Benedetto XVI parla di nuovo di speranza. Non c’è dubbio che il concetto di speranza è forse una delle innovazioni più significative che la cultura cristiana abbia introdotto nel pensiero antico. Anzi, nei primi secoli della nostra epoca, era un’idea talmente tangibile che l’escatologia dominava la vita dei primi cristiani; da un momento all’altro la storia si sarebbe conclusa, tra pochissimo.
Ed era talmente forte l’aspettativa che l’intervento sulla vita quotidiana, il lavoro, le fatiche per la durevolezza delle architetture, per esempio, sembravano vani. Se si cessa di costruire grandi edifici ambiziosi e se gran parte dei fabbricati del quarto e quinto secolo sono in materiali effimeri come il legno, non è tanto perché si sta sgretolando la cultura amministrativa precedente dell’impero, ma perché in fondo la speranza di un domani mattina salvifico è talmente coinvolgente da eliminare ogni desiderio di perpetuazione.
Ecco il motivo per il quale gran parte degli edifici protocristiani non saranno altro che la trasformazione assai rapida di strutture preesistenti, quali i templi pagani o le basiliche amministrative. Un’epoca curiosa, quella, dove il recupero architettonico non è dissimile dalla grande trasformazione in corso ai giorni nostri che vede l’immenso patrimonio dell’archeologia industriale alla ricerca di una nuova destinazione.
Ci vorrà la voglia imperiale della corte ravennate per rimettersi a costruire quell’edificio fenomenale di Sant’Apollinare in Classe che prende gli stilemi del mondo di prima e li proietta in un futuro lontano.
L’architettura torna ad essere speranza perché crede che verranno tanti secoli nuovi, a tal punto che riprende la passione per i mausolei, quello esemplare di Galla Placidia, poi immediatamente dopo quello del barbaro Teodorico che lascia un segno di pietra e recupera così la tumulazione degli antichi romani.
Il Medioevo si accorge presto che la fine dei tempi non è domani, ma che lungo sarà il percorso dell’approdo nella Gerusalemme Celeste, la quale rimane comunque il destino certo di tutta la comunità, a tal punto che appare regolare negli affreschi o in quell’incredibile grande lampadario di bronzo che il Barbarossa pone nel centro del Duomo di Aquisgrana voluto da Carlo Magno.
Poi il Medioevo primordiale evolve nel pensiero sofisticato della grande Scolastica e si ricompatta una cristianità moderna capace di assimilare anche il solido pensiero aristotelico per trasferirlo oltre il Rinascimento, nel patto definitivo della Controriforma.

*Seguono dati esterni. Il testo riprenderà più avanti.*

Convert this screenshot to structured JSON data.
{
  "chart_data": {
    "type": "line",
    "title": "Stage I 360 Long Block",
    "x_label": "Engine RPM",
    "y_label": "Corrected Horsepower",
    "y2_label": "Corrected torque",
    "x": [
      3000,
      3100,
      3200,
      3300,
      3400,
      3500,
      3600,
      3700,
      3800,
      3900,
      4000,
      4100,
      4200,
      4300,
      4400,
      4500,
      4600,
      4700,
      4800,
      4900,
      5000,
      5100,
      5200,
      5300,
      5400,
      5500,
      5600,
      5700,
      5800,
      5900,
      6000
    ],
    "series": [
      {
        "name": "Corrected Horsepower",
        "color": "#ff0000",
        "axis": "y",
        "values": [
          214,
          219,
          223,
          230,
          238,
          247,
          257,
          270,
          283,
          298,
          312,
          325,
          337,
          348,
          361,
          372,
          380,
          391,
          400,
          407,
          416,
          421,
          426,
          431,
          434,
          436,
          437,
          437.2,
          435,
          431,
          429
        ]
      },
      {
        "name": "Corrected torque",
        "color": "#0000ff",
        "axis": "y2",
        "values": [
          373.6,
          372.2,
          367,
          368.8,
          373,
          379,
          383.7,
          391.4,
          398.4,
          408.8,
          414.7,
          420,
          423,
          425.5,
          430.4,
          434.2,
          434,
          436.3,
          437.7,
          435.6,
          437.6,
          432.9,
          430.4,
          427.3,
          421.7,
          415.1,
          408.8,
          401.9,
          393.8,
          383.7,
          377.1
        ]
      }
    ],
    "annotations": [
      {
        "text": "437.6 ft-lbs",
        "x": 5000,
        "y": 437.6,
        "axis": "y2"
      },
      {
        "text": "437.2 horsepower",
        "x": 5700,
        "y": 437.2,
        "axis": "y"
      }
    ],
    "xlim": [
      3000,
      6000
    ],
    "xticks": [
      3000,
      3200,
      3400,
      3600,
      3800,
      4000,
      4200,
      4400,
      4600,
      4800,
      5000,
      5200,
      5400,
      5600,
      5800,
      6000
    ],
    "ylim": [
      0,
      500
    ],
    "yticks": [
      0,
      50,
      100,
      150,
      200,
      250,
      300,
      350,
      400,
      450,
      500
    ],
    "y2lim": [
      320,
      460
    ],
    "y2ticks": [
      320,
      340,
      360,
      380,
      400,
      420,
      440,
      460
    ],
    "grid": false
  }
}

La speranza diventa un dato stabile della cultura barocca e ne motiva la passione architettonica e legittima le ricerche tecniche sulla durevolezza delle opere.
L’escatologia diventa filosofica fino alle vette dubitative di Blaise Pascal. I primi passi della scienza che si sviluppa porteranno alla bulimia di sapere del positivismo e alla negazione di ogni prospettiva ultraterrena.
E si tenta di dimenticare la frase fondativa del Rinascimento umanista, così ben riassunta da Rabelais: meglio una testa ben fatta di una testa ben piena. Conseguenza ultima e deprimente sarà il pensiero agnostico recente detto «pensiero debole».
Ci ha salvato ultimamente la macrofisica che si è convinta del Big Bang (quindi della Creazione) e di un tempo complicato immerso in tante dimensioni ancora da scoprire. La scienza sembra suscettibile di concludersi, di avere una fine.E la filosofia riprende a galoppare. Jacques Attali sostiene ora che stiamo per avvicinarci alla terza fase del futuro dove non saremo dominati solo da materialismo e da mercato, ma dove verrà previsto un risorgimento umanista. In parallelo la creazione artistica riprende sottobosco fiducia in se stessa e crea valori pronti per il domani. Si riparte.